Well, it do happen anyhow. Using the 2.4.8 release this can easily be reproduced with a configuration where the syncrepl provider (with sessionlogs enabled) is on a glue backend, the consumer replicates the entire glue subtree. Assuming both servers are in sync and stopped, start the producer, modify an entry in the subordinate db and then start the consumer. The producer will send a cookie with an empty csn= value as in this sync debug output:
slapd starting slap_queue_csn: queing 0x418001a0 20080320125116.487494Z#000000#000#000000 slap_graduate_commit_csn: removing 0x8d6ae0 20080320125116.487494Z#000000#000#000000 srs csn 20080320124421.642686Z#000000#000#000000 log csn 20080320125116.487494Z#000000#000#000000 syncprov_playlog: cookie=rid=007,csn= syncprov_search_response: cookie=rid=007,csn=20080320125116.487494Z#000000#000#000000
I have also tested it using the cvs head source, and the good news is that this was accidentally fixed (at least partly) by the ITS#5434 change. I.e it was caused by the be_search() in syncprov_playlog() not being propagated to the subordinate database and thereby not finding the entry that was modified.
The bad news is that there is still a race condition that would have the same effect. If someone deletes the entry that was modified just before be_search() is done it will return the same empty cookie. I was able to reproduce this in a debugger by setting a break point before be_search(), deleting the entry with ldapdelete and in the debugger run next over the be_search() call before continuing.

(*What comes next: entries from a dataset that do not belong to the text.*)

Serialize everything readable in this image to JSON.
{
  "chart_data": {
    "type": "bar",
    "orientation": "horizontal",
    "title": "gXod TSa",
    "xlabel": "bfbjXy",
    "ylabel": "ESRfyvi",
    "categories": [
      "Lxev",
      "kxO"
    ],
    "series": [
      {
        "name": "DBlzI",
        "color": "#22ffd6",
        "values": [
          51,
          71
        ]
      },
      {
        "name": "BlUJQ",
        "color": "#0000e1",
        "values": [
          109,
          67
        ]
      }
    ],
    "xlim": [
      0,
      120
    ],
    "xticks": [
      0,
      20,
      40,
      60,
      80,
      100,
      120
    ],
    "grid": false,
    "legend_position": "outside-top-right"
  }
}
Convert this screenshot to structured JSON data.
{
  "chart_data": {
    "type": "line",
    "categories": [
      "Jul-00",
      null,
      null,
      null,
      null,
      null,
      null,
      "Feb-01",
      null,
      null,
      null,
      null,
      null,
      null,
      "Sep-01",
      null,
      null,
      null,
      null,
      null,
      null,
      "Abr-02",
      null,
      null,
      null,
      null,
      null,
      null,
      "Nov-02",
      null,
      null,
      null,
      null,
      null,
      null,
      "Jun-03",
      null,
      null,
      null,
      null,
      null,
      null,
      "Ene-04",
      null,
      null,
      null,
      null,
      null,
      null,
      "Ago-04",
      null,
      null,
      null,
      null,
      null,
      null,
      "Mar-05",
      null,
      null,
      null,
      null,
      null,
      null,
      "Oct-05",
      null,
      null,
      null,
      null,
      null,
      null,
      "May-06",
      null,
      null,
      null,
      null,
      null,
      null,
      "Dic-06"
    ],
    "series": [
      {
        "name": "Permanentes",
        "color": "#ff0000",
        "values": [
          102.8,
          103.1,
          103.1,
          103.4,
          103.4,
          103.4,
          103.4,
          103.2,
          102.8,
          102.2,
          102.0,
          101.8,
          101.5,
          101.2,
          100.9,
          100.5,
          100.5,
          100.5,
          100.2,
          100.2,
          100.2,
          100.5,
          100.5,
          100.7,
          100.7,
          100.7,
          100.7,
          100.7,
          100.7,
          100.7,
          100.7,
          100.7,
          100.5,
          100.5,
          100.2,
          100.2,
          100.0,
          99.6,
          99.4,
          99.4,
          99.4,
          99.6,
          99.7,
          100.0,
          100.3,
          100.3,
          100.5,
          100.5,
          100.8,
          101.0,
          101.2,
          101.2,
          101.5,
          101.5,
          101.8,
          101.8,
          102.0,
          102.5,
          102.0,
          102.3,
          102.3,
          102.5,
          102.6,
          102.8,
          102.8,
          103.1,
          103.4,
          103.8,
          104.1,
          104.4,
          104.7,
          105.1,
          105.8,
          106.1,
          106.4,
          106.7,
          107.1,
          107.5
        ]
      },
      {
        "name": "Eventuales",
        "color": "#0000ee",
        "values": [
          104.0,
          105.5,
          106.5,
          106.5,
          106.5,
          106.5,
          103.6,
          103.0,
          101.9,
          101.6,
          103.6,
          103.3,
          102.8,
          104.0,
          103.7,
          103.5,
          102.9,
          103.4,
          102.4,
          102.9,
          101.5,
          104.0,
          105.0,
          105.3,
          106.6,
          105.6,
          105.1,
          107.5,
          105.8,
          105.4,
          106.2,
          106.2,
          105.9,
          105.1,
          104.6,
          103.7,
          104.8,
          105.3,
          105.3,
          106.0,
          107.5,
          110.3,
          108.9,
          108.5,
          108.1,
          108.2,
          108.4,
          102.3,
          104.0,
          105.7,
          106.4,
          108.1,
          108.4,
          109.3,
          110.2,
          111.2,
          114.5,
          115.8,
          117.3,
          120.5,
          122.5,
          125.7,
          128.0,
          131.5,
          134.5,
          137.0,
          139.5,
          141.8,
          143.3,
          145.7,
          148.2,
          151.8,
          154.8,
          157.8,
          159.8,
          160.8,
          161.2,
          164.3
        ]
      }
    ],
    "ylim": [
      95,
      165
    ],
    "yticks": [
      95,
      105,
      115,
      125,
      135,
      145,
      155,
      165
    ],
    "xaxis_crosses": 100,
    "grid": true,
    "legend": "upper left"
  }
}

So, I still think it is best to keep delcsn[0].bv_val NULL until an actual cookie has been written to it, as slap_compose_sync_cookie() will create a cookie with an empty csn= if passed a csn array where bv_len is zero but bv_val is non-NULL. Although an alternative and maybe more correct fix could be to change slap_compose_sync_cookie() instead?
No. Thanks for your explanation of what you observed. The actual bug is in the mods processing, when it decides that a modified entry should be treated as a delete instead. It increments ndel then but doesn't set delcsn in that case. That's what actually needs to be fixed.